One day at noon prayer, one of my friends from the Institute directed my attention toward the row behind us. “That’s Kathleen Norris!” my friend whispered in a slightly too-loud-for-noon-prayer voice. That evening Kathleen—on campus for a university board meeting—visited the Institute for dinner. For the current Resident Scholars, it was like a visit from the Beatles. Like any groupie, I made sure Kathleen signed my copies of her books (I had them all in my apartment) and we spent three or four minutes in one-on-one conversation (which I was sure she would not remember). But just meeting the person whose book had brought me to this wonderful place in the middle of nowhere was enough.

A year and a half later, while I was back in Collegeville for a writer’s workshop at the Institute. Unexpectedly, Kathleen and I were both staying at the Abbey Guesthouse (she was not part of the workshop–I forget why she was on campus). We had several breakfasts and lunches together, enjoyed some conversation on the guesthouse patio overlooking the lake, and a friendship was formed. I particularly enjoyed the envious looks on my workshop colleagues’ faces when they observed me lunching with a world-famous author in the cafeteria one day.

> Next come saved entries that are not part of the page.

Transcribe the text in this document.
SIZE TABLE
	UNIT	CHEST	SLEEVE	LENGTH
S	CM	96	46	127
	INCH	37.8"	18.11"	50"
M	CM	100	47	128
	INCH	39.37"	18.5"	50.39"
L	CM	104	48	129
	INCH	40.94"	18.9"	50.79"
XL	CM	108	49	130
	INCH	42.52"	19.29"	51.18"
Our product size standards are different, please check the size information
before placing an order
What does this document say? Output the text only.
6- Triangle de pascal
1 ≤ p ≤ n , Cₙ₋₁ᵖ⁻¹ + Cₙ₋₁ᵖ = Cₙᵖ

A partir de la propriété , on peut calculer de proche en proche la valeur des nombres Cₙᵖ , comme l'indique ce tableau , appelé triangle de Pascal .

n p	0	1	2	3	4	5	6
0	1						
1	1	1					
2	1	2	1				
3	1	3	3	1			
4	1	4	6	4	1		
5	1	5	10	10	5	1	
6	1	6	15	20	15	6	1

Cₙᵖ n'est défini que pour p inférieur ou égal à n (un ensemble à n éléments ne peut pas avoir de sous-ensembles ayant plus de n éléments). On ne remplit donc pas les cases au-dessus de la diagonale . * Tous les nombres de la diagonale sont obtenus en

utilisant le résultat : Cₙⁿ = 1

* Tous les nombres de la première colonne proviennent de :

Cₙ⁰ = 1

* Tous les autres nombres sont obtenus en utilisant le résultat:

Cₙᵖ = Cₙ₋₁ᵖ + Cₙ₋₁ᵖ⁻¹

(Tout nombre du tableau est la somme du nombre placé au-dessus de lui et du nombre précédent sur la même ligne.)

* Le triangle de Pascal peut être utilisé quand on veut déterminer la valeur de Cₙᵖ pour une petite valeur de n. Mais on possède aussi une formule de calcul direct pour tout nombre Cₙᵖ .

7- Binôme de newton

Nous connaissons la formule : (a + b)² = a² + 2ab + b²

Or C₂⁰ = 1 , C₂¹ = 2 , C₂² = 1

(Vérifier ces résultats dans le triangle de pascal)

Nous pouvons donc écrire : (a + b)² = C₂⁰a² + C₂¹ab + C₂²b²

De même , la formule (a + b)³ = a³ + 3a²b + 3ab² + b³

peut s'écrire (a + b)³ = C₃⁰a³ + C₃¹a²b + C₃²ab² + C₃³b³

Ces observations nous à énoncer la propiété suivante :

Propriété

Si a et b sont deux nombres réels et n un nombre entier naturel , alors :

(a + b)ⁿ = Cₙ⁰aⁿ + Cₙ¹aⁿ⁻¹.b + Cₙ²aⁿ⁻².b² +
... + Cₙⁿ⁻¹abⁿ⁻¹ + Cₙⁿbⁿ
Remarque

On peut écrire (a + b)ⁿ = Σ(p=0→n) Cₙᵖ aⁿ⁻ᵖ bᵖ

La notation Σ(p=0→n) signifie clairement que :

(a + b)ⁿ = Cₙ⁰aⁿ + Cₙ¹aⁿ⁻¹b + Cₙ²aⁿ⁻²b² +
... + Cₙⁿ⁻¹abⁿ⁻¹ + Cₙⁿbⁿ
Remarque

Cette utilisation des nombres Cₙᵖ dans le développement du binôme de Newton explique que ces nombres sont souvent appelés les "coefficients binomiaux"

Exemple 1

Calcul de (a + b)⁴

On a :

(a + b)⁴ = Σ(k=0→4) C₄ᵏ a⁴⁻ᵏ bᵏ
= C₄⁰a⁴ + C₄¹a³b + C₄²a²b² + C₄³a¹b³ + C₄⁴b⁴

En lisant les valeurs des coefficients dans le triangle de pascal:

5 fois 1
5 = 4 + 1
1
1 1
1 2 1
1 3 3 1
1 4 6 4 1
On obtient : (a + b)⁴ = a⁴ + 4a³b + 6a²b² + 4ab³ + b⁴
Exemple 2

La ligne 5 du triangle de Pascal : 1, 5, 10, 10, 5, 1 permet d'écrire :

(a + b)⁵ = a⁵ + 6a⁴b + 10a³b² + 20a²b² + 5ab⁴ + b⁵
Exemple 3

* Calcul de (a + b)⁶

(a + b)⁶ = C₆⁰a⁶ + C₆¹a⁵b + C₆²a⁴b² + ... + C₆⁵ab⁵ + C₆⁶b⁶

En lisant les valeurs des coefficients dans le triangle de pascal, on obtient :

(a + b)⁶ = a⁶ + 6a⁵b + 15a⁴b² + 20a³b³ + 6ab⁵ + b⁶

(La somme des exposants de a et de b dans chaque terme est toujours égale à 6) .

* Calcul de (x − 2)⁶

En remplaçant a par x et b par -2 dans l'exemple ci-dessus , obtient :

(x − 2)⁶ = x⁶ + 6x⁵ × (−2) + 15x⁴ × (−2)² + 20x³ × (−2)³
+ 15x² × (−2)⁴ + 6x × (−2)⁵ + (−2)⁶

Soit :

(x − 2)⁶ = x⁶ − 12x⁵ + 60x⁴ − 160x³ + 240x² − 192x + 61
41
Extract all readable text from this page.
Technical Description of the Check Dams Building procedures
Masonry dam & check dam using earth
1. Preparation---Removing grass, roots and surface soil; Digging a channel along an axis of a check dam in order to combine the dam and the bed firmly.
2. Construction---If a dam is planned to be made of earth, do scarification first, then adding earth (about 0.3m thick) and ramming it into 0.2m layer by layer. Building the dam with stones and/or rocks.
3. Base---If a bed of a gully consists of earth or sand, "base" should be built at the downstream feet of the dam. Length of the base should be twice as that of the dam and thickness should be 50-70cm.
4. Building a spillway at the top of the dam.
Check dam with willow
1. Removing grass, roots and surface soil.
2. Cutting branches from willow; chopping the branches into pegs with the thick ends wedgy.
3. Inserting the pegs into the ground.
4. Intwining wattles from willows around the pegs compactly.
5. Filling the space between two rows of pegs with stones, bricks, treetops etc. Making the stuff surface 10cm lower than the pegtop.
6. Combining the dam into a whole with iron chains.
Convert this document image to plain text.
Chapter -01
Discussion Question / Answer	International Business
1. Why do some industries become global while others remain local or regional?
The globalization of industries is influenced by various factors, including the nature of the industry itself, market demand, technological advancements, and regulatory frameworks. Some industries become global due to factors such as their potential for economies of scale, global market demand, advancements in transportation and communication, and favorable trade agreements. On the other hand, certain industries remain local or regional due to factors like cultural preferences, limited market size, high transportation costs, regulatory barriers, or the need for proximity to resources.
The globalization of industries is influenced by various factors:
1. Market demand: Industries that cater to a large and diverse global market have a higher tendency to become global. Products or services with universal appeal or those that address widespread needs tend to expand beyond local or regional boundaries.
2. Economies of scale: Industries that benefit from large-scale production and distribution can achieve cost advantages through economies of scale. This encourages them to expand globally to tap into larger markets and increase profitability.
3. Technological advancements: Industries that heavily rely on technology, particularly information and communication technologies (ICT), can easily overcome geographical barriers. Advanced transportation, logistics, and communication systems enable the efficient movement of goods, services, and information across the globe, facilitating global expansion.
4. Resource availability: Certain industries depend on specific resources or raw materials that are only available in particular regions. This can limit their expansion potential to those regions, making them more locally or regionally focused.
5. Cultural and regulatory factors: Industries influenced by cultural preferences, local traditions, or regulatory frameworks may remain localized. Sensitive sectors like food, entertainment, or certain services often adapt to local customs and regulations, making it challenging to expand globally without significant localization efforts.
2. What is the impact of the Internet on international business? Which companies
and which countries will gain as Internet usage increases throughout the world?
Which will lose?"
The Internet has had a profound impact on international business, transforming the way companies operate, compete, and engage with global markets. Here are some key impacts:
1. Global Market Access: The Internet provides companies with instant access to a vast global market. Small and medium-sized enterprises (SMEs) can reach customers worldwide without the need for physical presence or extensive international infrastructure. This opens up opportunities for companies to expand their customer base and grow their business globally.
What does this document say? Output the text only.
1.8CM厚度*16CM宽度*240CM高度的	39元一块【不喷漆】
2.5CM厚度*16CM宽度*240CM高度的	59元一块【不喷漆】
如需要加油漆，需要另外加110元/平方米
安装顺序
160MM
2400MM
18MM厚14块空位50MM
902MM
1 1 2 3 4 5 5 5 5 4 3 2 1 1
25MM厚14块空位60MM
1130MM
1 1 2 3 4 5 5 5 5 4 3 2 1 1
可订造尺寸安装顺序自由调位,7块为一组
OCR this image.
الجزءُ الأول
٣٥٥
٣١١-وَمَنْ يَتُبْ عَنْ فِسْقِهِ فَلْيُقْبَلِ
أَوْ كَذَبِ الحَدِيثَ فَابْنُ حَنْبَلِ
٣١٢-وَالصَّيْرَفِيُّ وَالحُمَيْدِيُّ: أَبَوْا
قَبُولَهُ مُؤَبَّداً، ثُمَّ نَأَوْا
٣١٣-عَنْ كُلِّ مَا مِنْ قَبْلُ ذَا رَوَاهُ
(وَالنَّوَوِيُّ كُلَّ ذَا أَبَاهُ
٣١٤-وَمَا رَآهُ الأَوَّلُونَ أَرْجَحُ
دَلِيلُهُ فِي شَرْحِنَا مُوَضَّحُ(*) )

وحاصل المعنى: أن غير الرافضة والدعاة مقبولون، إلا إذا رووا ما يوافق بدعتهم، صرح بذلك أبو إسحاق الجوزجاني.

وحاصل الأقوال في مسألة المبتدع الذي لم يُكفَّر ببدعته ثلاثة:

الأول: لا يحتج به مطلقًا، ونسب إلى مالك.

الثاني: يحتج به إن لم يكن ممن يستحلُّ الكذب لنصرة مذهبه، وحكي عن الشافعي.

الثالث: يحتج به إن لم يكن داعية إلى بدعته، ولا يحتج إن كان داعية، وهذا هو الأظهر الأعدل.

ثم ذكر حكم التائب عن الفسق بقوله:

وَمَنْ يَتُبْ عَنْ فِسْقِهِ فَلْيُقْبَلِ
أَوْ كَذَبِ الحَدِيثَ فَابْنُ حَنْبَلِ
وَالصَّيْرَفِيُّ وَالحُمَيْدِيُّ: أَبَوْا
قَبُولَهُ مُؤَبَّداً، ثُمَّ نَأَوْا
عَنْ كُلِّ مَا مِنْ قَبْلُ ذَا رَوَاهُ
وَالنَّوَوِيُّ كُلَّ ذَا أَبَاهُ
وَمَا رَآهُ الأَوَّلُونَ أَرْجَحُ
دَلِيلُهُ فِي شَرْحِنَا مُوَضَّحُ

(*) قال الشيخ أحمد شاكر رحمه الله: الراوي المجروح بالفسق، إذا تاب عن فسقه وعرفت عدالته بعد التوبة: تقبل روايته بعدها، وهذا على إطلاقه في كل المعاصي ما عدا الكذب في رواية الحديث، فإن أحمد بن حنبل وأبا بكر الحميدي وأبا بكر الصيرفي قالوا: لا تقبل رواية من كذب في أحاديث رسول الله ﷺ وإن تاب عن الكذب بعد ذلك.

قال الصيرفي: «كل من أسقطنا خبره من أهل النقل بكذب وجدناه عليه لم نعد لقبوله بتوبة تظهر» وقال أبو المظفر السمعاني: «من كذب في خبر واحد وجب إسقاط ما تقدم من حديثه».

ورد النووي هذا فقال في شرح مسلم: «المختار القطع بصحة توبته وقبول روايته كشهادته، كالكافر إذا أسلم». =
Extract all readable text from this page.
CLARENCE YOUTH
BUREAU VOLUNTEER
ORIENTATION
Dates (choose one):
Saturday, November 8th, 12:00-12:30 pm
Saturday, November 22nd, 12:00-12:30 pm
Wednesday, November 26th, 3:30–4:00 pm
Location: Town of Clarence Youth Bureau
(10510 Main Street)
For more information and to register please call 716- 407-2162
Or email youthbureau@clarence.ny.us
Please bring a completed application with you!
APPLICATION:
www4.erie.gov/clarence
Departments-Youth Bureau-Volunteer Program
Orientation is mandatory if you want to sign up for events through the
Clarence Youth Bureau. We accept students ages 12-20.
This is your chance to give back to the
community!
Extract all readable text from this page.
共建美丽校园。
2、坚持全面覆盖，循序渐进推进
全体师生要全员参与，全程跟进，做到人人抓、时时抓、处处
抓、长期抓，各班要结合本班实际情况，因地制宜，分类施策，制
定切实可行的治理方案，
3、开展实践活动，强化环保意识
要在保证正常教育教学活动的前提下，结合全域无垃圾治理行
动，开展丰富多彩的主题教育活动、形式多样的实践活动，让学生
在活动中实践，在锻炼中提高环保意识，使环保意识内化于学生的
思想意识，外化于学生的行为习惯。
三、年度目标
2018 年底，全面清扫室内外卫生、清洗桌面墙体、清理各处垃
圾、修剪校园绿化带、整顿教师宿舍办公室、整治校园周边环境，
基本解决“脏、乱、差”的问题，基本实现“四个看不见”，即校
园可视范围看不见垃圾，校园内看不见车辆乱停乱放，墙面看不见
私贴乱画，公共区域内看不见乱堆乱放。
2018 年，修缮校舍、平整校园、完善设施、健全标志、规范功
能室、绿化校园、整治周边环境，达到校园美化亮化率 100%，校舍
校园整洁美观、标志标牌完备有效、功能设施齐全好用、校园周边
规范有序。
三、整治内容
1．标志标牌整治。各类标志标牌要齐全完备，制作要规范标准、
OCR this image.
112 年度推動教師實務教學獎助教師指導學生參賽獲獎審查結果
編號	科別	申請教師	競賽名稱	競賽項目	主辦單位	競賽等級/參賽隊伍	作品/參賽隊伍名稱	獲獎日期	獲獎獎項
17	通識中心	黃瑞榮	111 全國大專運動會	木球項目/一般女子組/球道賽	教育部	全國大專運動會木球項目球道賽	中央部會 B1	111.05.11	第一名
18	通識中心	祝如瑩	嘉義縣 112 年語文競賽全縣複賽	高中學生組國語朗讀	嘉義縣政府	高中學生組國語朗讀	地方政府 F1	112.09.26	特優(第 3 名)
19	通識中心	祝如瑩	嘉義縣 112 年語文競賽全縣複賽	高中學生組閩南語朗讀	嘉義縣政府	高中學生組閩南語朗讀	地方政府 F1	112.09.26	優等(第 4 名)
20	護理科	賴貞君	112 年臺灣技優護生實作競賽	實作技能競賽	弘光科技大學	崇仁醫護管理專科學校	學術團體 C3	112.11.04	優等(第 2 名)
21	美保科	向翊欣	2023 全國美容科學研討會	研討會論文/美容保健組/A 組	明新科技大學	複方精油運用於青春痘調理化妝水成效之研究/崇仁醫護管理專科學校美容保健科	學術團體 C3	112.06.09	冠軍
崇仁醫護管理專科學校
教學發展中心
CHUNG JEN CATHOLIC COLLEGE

Several years later, Kathleen was an endowed scholar on campus for an academic year and inhabited the office across the hall from me. I’m proud to say that I’m the one who suggested her to the scholar-in-residence selection committee.

For my birthday during that academic year, Jeanne and I took Kathleen out to dinner—she’s a great conversationalist and we had a wonderful time. It’s strange how things work out. In August just just a few days before the beginning of that new academic year, I was sitting in the atrium of our student center minding my own business when I heard a voice from the stairs behind me—“I know you!” It was Kathleen. “And I know you too,” I thought. “You wrote the book that changed my life.”